Zillow and other internet tools are helping to generate maximum urgency early in the listing period.

But the industry doesn’t do a great job of educating – and sellers can be surprised to see a rush of people right away, and an offer or two in the first few days on the market. There is a temptation to wait for the two in the bush.

There is an old adage that the first offer is the best offer. But that sounds like sales talk, and is easy to shrug off – it makes it sound like you have to accept the first offer, but even the most motivated buyer wants a deal and will offer less than they might pay.

Let’s change it to the first BUYER is probably the best BUYER.

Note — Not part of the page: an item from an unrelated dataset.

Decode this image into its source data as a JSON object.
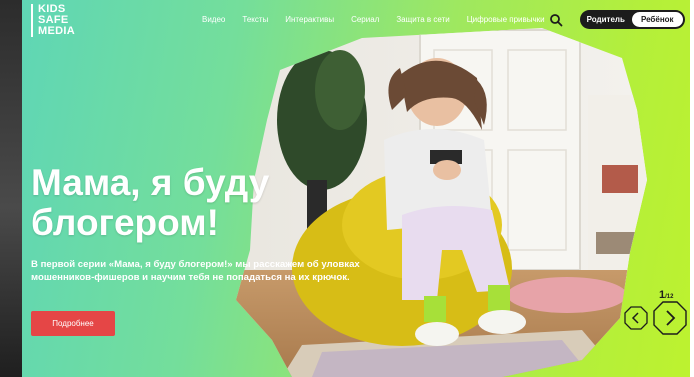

Sellers should recognize that anyone who makes an offer in the first day or two of the listing must be on high alert, and is ready to buy. They have probably made offers on others, and lost out or couldn’t come to terms. Frustration is creeping in, and they want to get it done – these are the folks who have the highest motivation, and willingness to pay top dollar.

Here are some qualifiers:

  1. Timing is the key. If the market is hot and prices are trending higher, then it might get better, later.  But San Diego’s pricing trend today can be described as flat-to-slowly-rising.
  2. Is it a clean offer? Be cautious about offers that are contingent upon selling another property, or have other complications. They are worth considering, but drag your feet for a day or two to see if anything better comes along.
  3. The motivated buyers have been in the game for a while, and have seen the comps. They will pay a fair price, or maybe a little more.  If your house is super spectacular, then a higher bidder might come along later – those are the houses that are the hardest to find. But if yours is a regular offering or has any negatives, get it done early while you have urgency on your side!
  4. Does the buyer’s agent have experience getting people to the finish line?  Zillow has their sales history for the last 12 months, and a good agent should have at least one sale per month.
  5. Does the escrow period give you sufficient time to pack, move, and fumigate your house if needed?  Get a termite report before committing to a specific exit date.
  6. Can the lender perform within the scheduled timelines?
  7. Have all the decision-makers seen the house?
  8. Do you have a place to go?  Buying is harder than selling – make sure you have a clear and reasonable exit plan.  The packing of your belongings usually takes twice as long as you expect.  Don’t put it off!

While ‘the market’ seems as hot as ever, any neighborhood can hit a dry patch.  Appreciate your good fortune, and make the deal.